Kayla Rahn, de 30 años, descubrió que llevaba un cisto ovárico de aproximadamente 22 kilogramos tras meses conviviendo con dolores abdominales, problemas digestivos y un aumento de peso inexplicable. La americana buscó atención en el Jackson Hospital, ubicado en Montgomery, Alabama, donde distintos exámenes de imagen revelaron la presencia de una masa de gran tamaño en uno de sus ovarios.
Vecina de Montgomery, Kayla fue diagnosticada con un cistadenoma mucinoso benigno, un tipo de tumor epitelial que se desarrolla en la superficie externa del ovario. Según la información facilitada por el hospital, el tumor no presentaba características cancerígenas, lo que aliviaba en parte la preocupación de la paciente y los médicos tratantes.
Antes de acudir al centro médico, Kayla había estado intentando adelgazar durante casi un año sin éxito; por el contrario, notaba un incremento continuo de su peso corporal. En ocasiones incluso recibió comentarios de que podría estar embarazada de gemelos, dada la distensión evidente de su abdomen.
Una vez confirmado el diagnóstico, la paciente expresó el alivio que sintió al saber qué estaba provocando sus molestias. “Recuerdo que se lo conté a mi madre y empecé a llorar porque iba a solucionarse. Sabía que algo no estaba bien”, declaró Kayla a la emisora local NBC12.
La intervención quirúrgica tuvo lugar el 26 de mayo, solo un día después del hallazgo de la masa. El procedimiento fue dirigido por el equipo de ginecología y obstetricia del Jackson Hospital, bajo la supervisión del doctor Gregory Jones. “Este es uno de los mayores quistes que he visto o, sin duda, he extirpado. Estamos muy satisfechos de que todo haya salido bien para ella”, aseguró el especialista a NBC12.
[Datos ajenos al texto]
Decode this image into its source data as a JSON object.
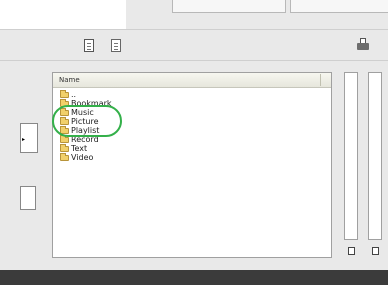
{
  "list": {
    "header": "Name",
    "items": [
      {
        "name": ".."
      },
      {
        "name": "Bookmark"
      },
      {
        "name": "Music"
      },
      {
        "name": "Picture"
      },
      {
        "name": "Playlist"
      },
      {
        "name": "Record"
      },
      {
        "name": "Text"
      },
      {
        "name": "Video"
      }
    ]
  },
  "colors": {
    "highlight": "#34b04a",
    "folder": "#f1d06a",
    "bottom_bar": "#3b3b3b"
  },
  "icons": [
    "document-icon",
    "document-copy-icon",
    "printer-icon",
    "small-document-icon"
  ]
}
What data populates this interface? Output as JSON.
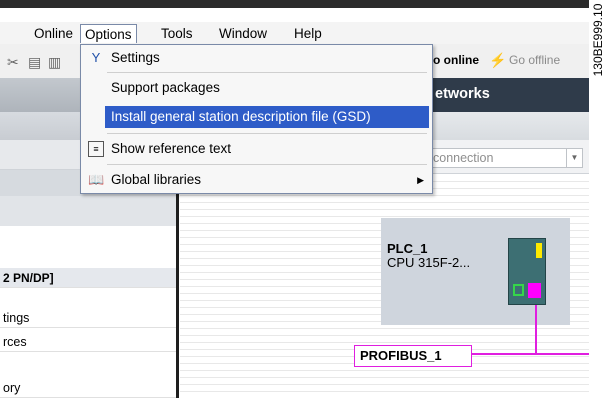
{
  "menubar": {
    "items": [
      "Online",
      "Options",
      "Tools",
      "Window",
      "Help"
    ]
  },
  "toolbar": {
    "go_online": "o online",
    "go_offline": "Go offline"
  },
  "options_menu": {
    "items": [
      {
        "label": "Settings",
        "icon": "wrench-icon"
      },
      {
        "label": "Support packages",
        "icon": ""
      },
      {
        "label": "Install general station description file (GSD)",
        "icon": "",
        "highlighted": true
      },
      {
        "label": "Show reference text",
        "icon": "reference-text-icon"
      },
      {
        "label": "Global libraries",
        "icon": "book-icon",
        "has_submenu": true
      }
    ]
  },
  "network_view": {
    "header_title": "etworks",
    "connection_select": "connection",
    "plc_name": "PLC_1",
    "plc_type": "CPU 315F-2...",
    "bus_label": "PROFIBUS_1"
  },
  "left_panel": {
    "rows": [
      "2 PN/DP]",
      "tings",
      "rces",
      "ory"
    ]
  },
  "figure_code": "130BE999.10",
  "colors": {
    "menu_highlight": "#2e5cc8",
    "header_dark": "#2f3b4a",
    "profibus": "#e01ee0",
    "plc_module": "#3d6f73"
  }
}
Tras la operación, Kayla relató mejoras inmediatas en su estado físico y en su rutina diaria. “Nada más llegar a casa y poder moverme un poco, me probé todas las camisetas que tenía y fue increíble”, comentó. Los médicos indicaron que la recuperación inicial estaba siendo favorable y que la paciente podría retomar sus actividades habituales en las próximas semanas.
Contexto médico y técnico
Los cistadenomas mucinosos benignos representan un subgrupo de tumores ováricos epiteliales, responsables de alrededor del 20–25 % de este tipo de lesiones. A diferencia de los quistes funcionales, que suelen desaparecer espontáneamente, los cistadenomas tienden a crecer progresivamente y pueden alcanzar volúmenes considerables si pasan desapercibidos. Su localización habitual es en la superficie externa del ovario y, en términos histológicos, se caracterizan por el revestimiento de epitelio mucinoso.
Los síntomas más frecuentes incluyen dolor pélvico o abdominal, sensación de presión en la zona pélvica, molestias digestivas, alteraciones en el tránsito intestinal y aumento de la circunferencia abdominal. Estos signos pueden confundirse con ganancia de peso o problemas digestivos comunes, retrasando el diagnóstico. Las pruebas de imagen como la ecografía vía transvaginal, la tomografía computarizada (TC) o la resonancia magnética (RM) son fundamentales para confirmar la naturaleza y el tamaño de la masa. En algunos casos también se emplean marcadores tumorales, como el CA-125, para descartar malignidad.
El tratamiento de elección para quistes de gran tamaño o con síntomas importantes es la extirpación quirúrgica. Dependiendo de las características del tumor y de la paciente, la cirugía puede realizarse por laparoscopia (mínima invasión) o por laparotomía (incisión abdominal tradicional). Posteriormente, el examen anatomopatológico del tejido extraído certifica si la lesión es benigna, borderline o maligna. En el caso de lesiones benignas, el pronóstico es excelente y la recurrencia resulta poco habitual.
La experiencia de Kayla Rahn pone de relieve la importancia de las revisiones ginecológicas periódicas y de acudir al especialista ante cualquier cambio persistente en el cuerpo. Según el Jackson Hospital, esta paciente espera que su vivencia sirva de ánimo a otras mujeres para buscar asistencia médica temprano y evitar complicaciones derivadas del crecimiento silencioso de este tipo de quistes.